The summers in Texas are long and hot. If you have a separate garage, for your Tec of course, you might have it and/or your ajoining shop air conditioned. More and more people are doing this. It is no longer only for the super rich. The key to maintaining the garage's air conditioner, and any home air conditioner for that matter, is to periodically replace the contactor. This key relay is at the heart of your air conditioning system. [As the cross-sectional area of the contacts decreases, resistance goes up by a square function, as you remember from the formula for calculating the area of a circle from geometry]. Over time, this wear places undue stress on the compressor, as it is starved for electricity. It can shorten the units lifespan considerably as well as its ability to cool the garage today. Units that should last 25 to 30 years are being replaced in 8 years. I see this quite frequently.

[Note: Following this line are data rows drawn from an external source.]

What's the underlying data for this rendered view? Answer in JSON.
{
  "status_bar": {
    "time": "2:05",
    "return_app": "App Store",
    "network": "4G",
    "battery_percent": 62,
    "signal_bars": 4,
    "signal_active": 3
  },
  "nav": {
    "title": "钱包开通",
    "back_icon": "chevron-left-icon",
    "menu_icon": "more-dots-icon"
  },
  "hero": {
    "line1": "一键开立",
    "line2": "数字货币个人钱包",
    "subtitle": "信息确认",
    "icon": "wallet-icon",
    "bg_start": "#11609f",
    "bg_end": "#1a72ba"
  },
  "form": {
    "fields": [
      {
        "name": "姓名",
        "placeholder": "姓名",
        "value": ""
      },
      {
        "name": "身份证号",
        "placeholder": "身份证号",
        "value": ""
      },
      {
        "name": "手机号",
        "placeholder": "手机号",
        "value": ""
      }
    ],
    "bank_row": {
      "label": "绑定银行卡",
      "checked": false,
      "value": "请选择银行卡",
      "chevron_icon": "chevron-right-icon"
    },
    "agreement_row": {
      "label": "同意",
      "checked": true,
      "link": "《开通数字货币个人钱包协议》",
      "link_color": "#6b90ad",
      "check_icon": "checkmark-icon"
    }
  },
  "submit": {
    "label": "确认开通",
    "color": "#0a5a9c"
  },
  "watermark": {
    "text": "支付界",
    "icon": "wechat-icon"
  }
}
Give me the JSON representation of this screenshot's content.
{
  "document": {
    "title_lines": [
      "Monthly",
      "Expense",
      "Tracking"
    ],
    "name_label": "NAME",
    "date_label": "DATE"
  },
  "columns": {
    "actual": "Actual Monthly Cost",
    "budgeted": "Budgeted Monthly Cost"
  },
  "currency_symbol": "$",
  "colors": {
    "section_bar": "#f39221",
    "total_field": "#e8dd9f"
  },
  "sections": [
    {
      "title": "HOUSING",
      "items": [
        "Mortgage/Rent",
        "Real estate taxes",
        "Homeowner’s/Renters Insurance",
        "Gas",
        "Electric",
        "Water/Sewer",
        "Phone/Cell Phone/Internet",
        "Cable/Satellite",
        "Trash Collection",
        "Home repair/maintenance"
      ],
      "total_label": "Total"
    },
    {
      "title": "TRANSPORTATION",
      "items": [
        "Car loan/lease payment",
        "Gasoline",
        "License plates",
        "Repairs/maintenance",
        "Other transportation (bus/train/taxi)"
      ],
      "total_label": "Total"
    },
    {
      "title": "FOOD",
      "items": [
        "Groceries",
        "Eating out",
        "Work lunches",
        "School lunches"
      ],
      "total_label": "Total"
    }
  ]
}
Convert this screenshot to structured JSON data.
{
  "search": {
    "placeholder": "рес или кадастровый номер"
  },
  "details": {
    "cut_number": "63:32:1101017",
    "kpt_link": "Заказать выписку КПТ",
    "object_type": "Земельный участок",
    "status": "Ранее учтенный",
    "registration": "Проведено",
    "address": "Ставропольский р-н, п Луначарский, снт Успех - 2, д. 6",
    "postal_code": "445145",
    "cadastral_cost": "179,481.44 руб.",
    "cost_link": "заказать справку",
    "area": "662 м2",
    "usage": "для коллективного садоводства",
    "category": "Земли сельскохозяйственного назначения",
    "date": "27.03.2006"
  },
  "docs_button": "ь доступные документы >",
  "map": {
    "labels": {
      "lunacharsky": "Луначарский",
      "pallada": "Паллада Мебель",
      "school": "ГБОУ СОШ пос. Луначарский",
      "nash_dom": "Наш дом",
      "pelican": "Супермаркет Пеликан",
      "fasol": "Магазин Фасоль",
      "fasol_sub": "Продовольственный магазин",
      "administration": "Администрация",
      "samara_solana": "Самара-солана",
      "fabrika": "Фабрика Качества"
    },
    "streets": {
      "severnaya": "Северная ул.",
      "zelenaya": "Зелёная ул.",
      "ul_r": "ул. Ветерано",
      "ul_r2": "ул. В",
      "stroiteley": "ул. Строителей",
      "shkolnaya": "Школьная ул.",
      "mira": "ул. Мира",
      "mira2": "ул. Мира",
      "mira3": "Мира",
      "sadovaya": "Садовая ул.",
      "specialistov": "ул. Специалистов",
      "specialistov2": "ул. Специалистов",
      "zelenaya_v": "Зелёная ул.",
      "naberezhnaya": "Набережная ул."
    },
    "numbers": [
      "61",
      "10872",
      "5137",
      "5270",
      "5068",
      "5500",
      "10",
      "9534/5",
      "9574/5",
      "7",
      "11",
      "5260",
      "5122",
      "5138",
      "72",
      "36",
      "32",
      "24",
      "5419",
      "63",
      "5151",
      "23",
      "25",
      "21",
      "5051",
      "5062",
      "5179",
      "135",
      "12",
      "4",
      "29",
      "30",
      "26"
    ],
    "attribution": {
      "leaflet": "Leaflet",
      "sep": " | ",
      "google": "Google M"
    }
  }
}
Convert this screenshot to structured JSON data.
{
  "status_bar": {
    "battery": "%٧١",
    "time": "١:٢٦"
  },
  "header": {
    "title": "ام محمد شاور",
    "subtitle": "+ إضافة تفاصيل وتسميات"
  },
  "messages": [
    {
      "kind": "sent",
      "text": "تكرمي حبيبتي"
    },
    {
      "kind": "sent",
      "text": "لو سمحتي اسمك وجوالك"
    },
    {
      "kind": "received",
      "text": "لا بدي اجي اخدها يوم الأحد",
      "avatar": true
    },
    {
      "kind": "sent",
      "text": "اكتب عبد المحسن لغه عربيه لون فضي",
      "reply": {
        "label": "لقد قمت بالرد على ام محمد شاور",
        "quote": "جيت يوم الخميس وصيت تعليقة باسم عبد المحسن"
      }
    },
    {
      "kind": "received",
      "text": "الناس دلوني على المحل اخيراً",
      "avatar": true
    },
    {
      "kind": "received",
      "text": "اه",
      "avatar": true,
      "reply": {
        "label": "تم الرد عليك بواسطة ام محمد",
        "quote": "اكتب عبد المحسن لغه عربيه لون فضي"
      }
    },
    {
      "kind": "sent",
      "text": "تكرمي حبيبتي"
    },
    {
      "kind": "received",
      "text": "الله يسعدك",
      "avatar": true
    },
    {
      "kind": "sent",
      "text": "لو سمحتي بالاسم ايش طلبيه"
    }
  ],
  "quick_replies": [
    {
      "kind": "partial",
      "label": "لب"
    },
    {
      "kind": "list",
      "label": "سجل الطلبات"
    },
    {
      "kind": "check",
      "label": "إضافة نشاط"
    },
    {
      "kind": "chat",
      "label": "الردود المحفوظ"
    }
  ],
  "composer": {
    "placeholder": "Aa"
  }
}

Here's what to do. First, turn the air conditioner's 220v circuit breaker off at the box, set the thermostat to off, and turn the circuit breaker off to the furnace (or unplug it). These latter two steps cut off the power going to the 24v coil on the contactor. Second, remove the panel going to the outside unit, as well as the cover plate to the 220v components. Third, take a screw driver and ground the main feed line going to the contactor [This could save your life, if you have not completely turned off the power to the unit!]. Fourth, break lose, but don't remove yet, the four hex-head bolts on the top of the contactor. Fifth, remove the two bolts mounting the contactor to the air conditioner. Sixth, gently pull the old contactor aside and mount the new contactor in place. Seventh, replace each wire-for-wire from the old contactor to the new contactor. Take your time and don't rush it. Take a picture or make a sketch of the wires first, if you are unsure of yourself. Be careful not to accidently discharge any start or run capacitors--they carry quite a jolt. Eighth, snug up bolts, clean the inside of the unit, replace covers, and turn power back on to the air conditioner and furnace. Reset thermostat, cool down, and count your money.

Most local electrical supply houses will not sell you contactors. Local air conditioning technicians, who spent maybe $20,000 going to air conditioning school, don't want them to. However, they are available on line for a fraction of the cost most local electrical supply houses sell them for. You just saved yourself $100 to $150--not bad for a 30 minute job, first time around.